Theatre News

Josie Rourke Takes Over Donmar from Grandage

As previously tipped, Josie Rourke, currently running west London-based new writing house the Bush Theatre, has been appointed to take over from Michael Grandage as the new artistic director of the Donmar Warehouse. Rourke continues at the Bush until the end of this year, commencing at the Donmar in January 2012.

Grandage announced this past October that he would leave the 250-seat Covent Garden-based Donmar, to pursue more freelance directing opportunities. After nine years in the job, he’ll depart in December, following the opening of the final production under his helm, his own production of Shakespeare’s Richard II, starring Eddie Redmayne.

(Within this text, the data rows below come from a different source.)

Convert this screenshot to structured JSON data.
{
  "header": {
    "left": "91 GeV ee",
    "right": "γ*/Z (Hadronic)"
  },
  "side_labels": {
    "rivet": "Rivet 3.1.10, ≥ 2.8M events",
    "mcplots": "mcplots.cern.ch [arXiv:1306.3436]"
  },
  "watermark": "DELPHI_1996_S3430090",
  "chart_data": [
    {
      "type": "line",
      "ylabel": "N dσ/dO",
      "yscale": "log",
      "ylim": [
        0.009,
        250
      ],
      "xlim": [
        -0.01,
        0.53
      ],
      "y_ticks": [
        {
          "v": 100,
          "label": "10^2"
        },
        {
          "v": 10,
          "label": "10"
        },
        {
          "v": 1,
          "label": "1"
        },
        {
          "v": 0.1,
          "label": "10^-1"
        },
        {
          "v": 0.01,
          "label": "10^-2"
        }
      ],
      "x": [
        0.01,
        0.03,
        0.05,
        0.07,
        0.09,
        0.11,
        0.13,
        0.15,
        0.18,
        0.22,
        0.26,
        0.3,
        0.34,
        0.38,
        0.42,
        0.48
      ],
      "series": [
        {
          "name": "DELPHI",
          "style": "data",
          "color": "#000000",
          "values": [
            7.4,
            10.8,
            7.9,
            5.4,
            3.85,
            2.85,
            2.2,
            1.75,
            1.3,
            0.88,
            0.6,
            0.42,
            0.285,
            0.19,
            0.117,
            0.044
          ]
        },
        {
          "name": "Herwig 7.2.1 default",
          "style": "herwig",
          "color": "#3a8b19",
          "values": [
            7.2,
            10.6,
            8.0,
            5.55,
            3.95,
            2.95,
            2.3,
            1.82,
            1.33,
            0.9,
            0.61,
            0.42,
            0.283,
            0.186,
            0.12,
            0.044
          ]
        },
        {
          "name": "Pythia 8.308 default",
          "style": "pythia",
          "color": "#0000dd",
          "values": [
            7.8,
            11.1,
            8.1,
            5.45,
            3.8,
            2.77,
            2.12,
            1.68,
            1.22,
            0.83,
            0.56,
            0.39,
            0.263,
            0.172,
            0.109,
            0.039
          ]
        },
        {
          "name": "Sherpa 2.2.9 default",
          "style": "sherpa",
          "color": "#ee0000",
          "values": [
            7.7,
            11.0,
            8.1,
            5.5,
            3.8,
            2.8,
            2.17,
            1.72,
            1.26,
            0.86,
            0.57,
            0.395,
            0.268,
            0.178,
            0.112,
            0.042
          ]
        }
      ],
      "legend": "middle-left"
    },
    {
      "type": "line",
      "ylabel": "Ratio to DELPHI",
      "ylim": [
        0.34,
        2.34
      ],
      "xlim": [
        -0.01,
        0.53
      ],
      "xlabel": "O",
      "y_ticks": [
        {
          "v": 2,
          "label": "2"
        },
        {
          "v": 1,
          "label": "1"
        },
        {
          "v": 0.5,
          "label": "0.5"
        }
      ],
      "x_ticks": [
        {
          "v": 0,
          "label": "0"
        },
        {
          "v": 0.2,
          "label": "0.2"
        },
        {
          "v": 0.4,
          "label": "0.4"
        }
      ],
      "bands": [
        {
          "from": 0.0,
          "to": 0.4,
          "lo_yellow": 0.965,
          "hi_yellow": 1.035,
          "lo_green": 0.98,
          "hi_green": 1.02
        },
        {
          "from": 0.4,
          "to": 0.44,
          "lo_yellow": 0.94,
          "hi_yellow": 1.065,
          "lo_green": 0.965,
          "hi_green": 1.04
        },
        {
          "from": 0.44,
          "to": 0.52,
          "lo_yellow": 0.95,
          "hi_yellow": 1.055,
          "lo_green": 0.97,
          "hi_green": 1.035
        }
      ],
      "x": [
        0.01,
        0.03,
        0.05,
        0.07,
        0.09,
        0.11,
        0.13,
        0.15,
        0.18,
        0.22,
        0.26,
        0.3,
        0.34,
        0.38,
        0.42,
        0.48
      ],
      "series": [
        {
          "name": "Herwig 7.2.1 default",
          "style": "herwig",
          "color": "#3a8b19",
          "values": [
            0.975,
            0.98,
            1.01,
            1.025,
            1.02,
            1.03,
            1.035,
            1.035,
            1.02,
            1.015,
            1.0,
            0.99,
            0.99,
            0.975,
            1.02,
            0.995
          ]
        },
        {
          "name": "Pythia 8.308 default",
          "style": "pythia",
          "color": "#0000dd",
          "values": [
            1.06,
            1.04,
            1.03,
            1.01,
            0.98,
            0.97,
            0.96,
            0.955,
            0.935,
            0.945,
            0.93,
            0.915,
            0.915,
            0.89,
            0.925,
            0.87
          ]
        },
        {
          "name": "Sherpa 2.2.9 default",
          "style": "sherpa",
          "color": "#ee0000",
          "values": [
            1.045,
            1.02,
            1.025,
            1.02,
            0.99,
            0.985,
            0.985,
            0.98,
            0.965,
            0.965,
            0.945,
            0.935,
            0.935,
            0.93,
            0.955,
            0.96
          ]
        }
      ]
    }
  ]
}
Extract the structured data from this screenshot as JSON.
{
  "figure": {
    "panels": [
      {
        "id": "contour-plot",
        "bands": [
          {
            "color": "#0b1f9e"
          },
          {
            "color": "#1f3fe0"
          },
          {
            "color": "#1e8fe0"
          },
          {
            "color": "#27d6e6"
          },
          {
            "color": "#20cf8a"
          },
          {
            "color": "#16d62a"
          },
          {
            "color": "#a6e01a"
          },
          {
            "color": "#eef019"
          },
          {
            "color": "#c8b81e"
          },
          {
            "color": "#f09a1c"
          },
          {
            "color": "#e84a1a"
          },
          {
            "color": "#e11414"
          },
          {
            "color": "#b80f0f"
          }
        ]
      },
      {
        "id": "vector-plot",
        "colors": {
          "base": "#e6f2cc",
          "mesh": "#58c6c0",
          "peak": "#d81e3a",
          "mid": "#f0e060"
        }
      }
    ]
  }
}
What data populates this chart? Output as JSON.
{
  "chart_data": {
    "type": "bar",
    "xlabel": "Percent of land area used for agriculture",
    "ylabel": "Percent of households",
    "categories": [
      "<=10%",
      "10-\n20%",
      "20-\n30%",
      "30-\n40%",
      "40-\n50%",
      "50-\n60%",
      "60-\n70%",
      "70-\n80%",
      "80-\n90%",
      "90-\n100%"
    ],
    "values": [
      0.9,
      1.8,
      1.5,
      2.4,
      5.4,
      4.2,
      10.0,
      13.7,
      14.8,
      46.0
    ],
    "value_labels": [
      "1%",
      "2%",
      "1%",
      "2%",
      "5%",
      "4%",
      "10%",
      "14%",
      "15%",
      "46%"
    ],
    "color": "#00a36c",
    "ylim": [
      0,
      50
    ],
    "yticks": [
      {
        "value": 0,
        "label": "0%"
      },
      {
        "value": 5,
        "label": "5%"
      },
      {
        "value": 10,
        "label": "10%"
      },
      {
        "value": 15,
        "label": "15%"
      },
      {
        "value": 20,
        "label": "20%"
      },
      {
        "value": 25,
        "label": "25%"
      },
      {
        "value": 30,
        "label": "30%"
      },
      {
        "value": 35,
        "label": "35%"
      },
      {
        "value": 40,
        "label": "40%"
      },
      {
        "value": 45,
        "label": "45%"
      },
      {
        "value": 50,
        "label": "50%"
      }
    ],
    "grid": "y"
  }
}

Rourke – who was always one of the leading names in the mix – is no stranger to either the Donmar Warehouse or Michael Grandage. After reading English at Cambridge and moving to London, she was appointed Carlton Assistant Director at the Donmar, assisting directors including Sam Mendes (then artistic director), Nicholas Hytner, Phyllida Lloyd and Grandage himself. And she’s already got two Donmar credits under her belt under her own name: the premiere of Steve Waters’ World Music which transferred to the Donmar in 2003 from Sheffield Crucible (where it was programmed by Grandage, then in charge of both venues); and in 2006, also programmed by Grandage, she revived David Mamet’s The Cryptogram, starring Kim Cattrall.

Rourke has been artistic director of the Bush since April 2007 and, in November, secured the theatre’s long-term future via a new home in the old Shepherd’s Bush Library around the corner from the room-above-a-pub where the Bush has been based, and launched myriad playwriting careers, for the past 38 years. A fundraising campaign is now under way to complete the conversion. Rourke will stay on to oversee the Bush’s move to its new home and the opening of its inaugural season there this autumn.

Prior to the Bush, Rourke racked up directing credits at the Royal Court and RSC, played a key part in the development of Old Vic, New Voices and served as an associate director at Sheffield Theatres under artistic director Samuel West from 2004 to 2006.

Last autumn, Rourke made her National Theatre debut reviving Ena Lamont Stewart’s Depression-era tenement tragi-comedy Men Should Weep in the NT Lyttelton. And this spring, she’ll make her West End debut with one of the most hotly anticipated plays of the season, Shakespeare comedy Much Ado About Nothing, starring David Tennant and Catherine Tate as Benedick and Beatrice, which opens at Wyndham’s Theatre in June.